Und ein Ende der Entwicklung ist vorerst nicht in Sicht: „Trotz deutlicher Effizienzgewinne wird der Energie- und Ressourcenbedarf der Rechenzentren in Deutschland bis 2030 voraussichtlich um mehr als 50 Prozent steigen“, meint Hintemann.
Doch die Rechenzentren sind längst nicht der einzige Faktor, der für den Energieverbrauch des Internets verantwortlich ist.
Neben den Rechenzentren fressen auch die Netze Energie. „Die Telekommunikationsnetze verbinden die Rechenzentren untereinander und mit den Nutzern – jeder Mobilfunkanschluss muss zum Beispiel über ein Netz erreicht werden“, sagt Hintemann. Das Borderstep-institut schätzt, dass die Netze in Deutschland rund die Hälfte der Energiemenge benötigen, die für die Rechenzentren anfällt. Aktuell kommen damit für die deutschen Telekommunikationsnetze weitere sieben Terawattstunden hinzu. Und schließlich benötigen noch die Geräte, mit denen die Nutzer ins Internet gehen, jede Menge Energie.
Smartphones müssen geladen werden, Computer hängen am Stromnetz. „Der Verbrauch der Endgeräte liegt nochmals deutlich über dem der Rechenzentren“, sagt Hintemann. Sein Institut war im Jahr 2015 zusammen mit dem Fraunhofer IZM aus Berlin an einer umfangreichen Studie für das Bundeswirtschaftsministerium beteiligt, in der dieser Stromverbrauch bestimmt wurde. Bezogen auf das Jahr 2020 berechneten die Forscher einen Verbrauch von rund 21,8 Terawattstunden für den Betrieb von Laptop & Co. in Deutschland.
Zählt man alles zusammen – Rechenzentren, Netze und Endgeräte –, liegt der Strombedarf des Internets in Deutschland damit in einer Größenordnung von rund 43 Terawattstunden. „Wir gehen davon aus, dass rund acht Prozent des deutschen Stromverbrauchs für Informationsund Kommunikationstechnologie aufgewendet werden“, sagt der Experte.
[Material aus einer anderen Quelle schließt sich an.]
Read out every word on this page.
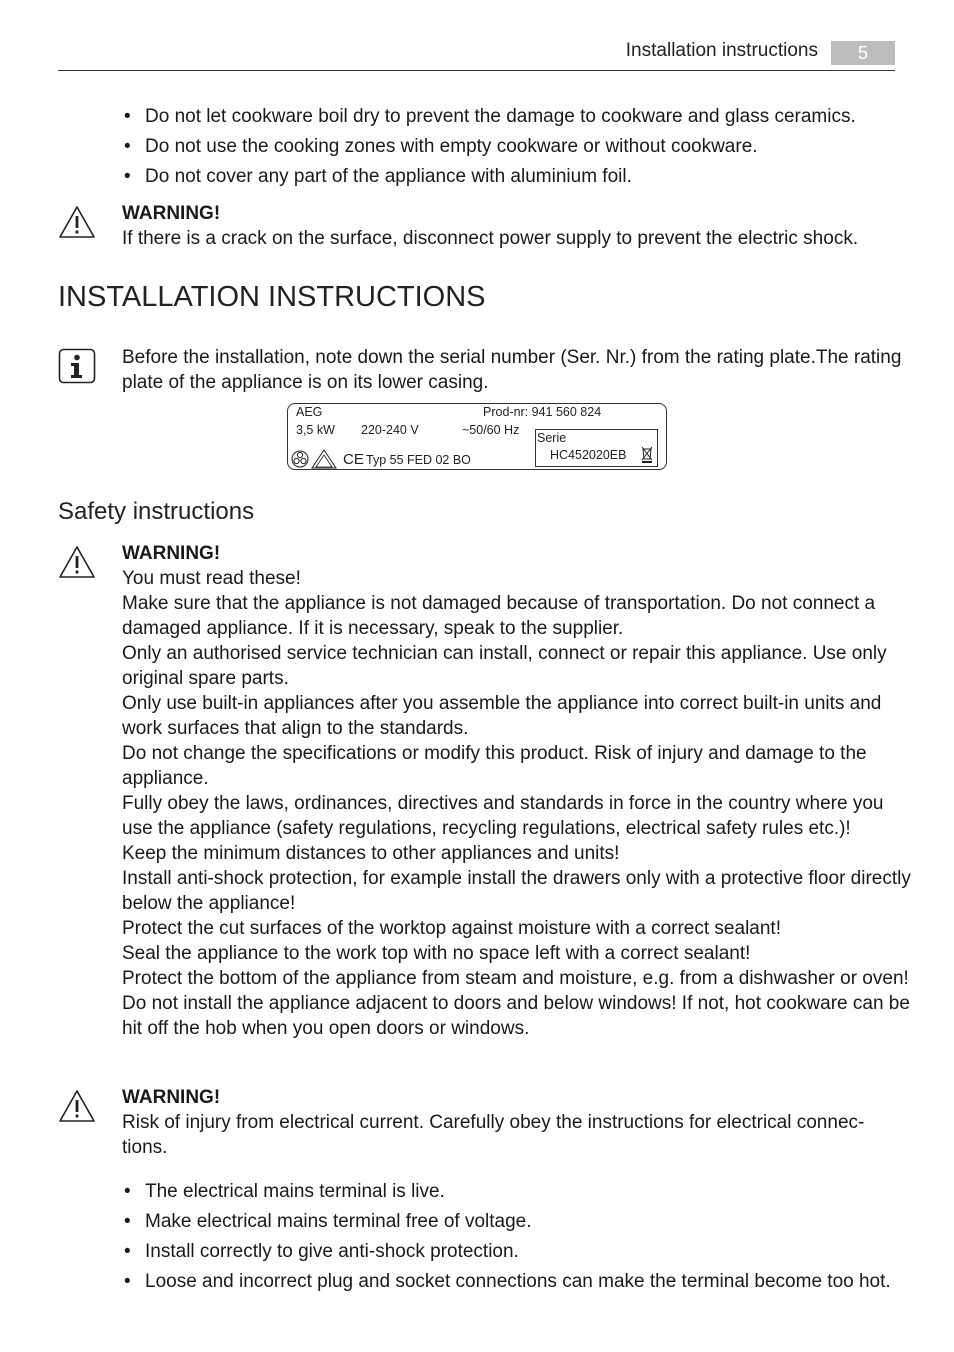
Installation instructions	5
• Do not let cookware boil dry to prevent the damage to cookware and glass ceramics.
• Do not use the cooking zones with empty cookware or without cookware.
• Do not cover any part of the appliance with aluminium foil.

WARNING!

If there is a crack on the surface, disconnect power supply to prevent the electric shock.

INSTALLATION INSTRUCTIONS

Before the installation, note down the serial number (Ser. Nr.) from the rating plate.The rating plate of the appliance is on its lower casing.

AEG	Prod-nr: 941 560 824
3,5 kW 220-240 V	~50/60 Hz
Serie
HC452020EB
CE Typ 55 FED 02 BO
Safety instructions

WARNING!

You must read these!

Make sure that the appliance is not damaged because of transportation. Do not connect a damaged appliance. If it is necessary, speak to the supplier.

Only an authorised service technician can install, connect or repair this appliance. Use only original spare parts.

Only use built-in appliances after you assemble the appliance into correct built-in units and work surfaces that align to the standards.

Do not change the specifications or modify this product. Risk of injury and damage to the appliance.

Fully obey the laws, ordinances, directives and standards in force in the country where you use the appliance (safety regulations, recycling regulations, electrical safety rules etc.)!

Keep the minimum distances to other appliances and units!

Install anti-shock protection, for example install the drawers only with a protective floor directly below the appliance!

Protect the cut surfaces of the worktop against moisture with a correct sealant!

Seal the appliance to the work top with no space left with a correct sealant!

Protect the bottom of the appliance from steam and moisture, e.g. from a dishwasher or oven!

Do not install the appliance adjacent to doors and below windows! If not, hot cookware can be hit off the hob when you open doors or windows.

WARNING!

Risk of injury from electrical current. Carefully obey the instructions for electrical connec- tions.

• The electrical mains terminal is live.
• Make electrical mains terminal free of voltage.
• Install correctly to give anti-shock protection.
• Loose and incorrect plug and socket connections can make the terminal become too hot.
Wie stark belastet aber nun ein gestreamter Film, ja ein einzelner Klick im Netz die Umwelt wirklich? Der Energieversorger Eon hat dazu einige Daten gesammelt. Demnach benötigt das Streamen einer Stunde Netflix in Full-hd-auflösung rund drei Gigabyte Daten. Gehe man davon aus, dass pro Gigabyte Datenverkehr 0,006 Kilowattstunden verbraucht würden, könnte man mit der Energie des Streamens zum Beispiel eine 30-Watt-lampe 36 Minuten brennen lassen.
Aufmerksamkeit erregt auch immer wieder die Zahl, dass eine Google-suchanfrage 0,003 Kilowattstunden benötigt, wie die Sunday
Times im Jahr 2009 schrieb. Google korrigierte die Zahl später auf 0,0003 Kilowattstunden, berichtet Eon. „Ich rate aber dazu, diese Zahlen mit äußerster Vorsicht zu genießen, da sie mittlerweile sehr alt sind“, sagt Hintemann. Denn zehn Jahre sind für die IT praktisch eine Ewigkeit.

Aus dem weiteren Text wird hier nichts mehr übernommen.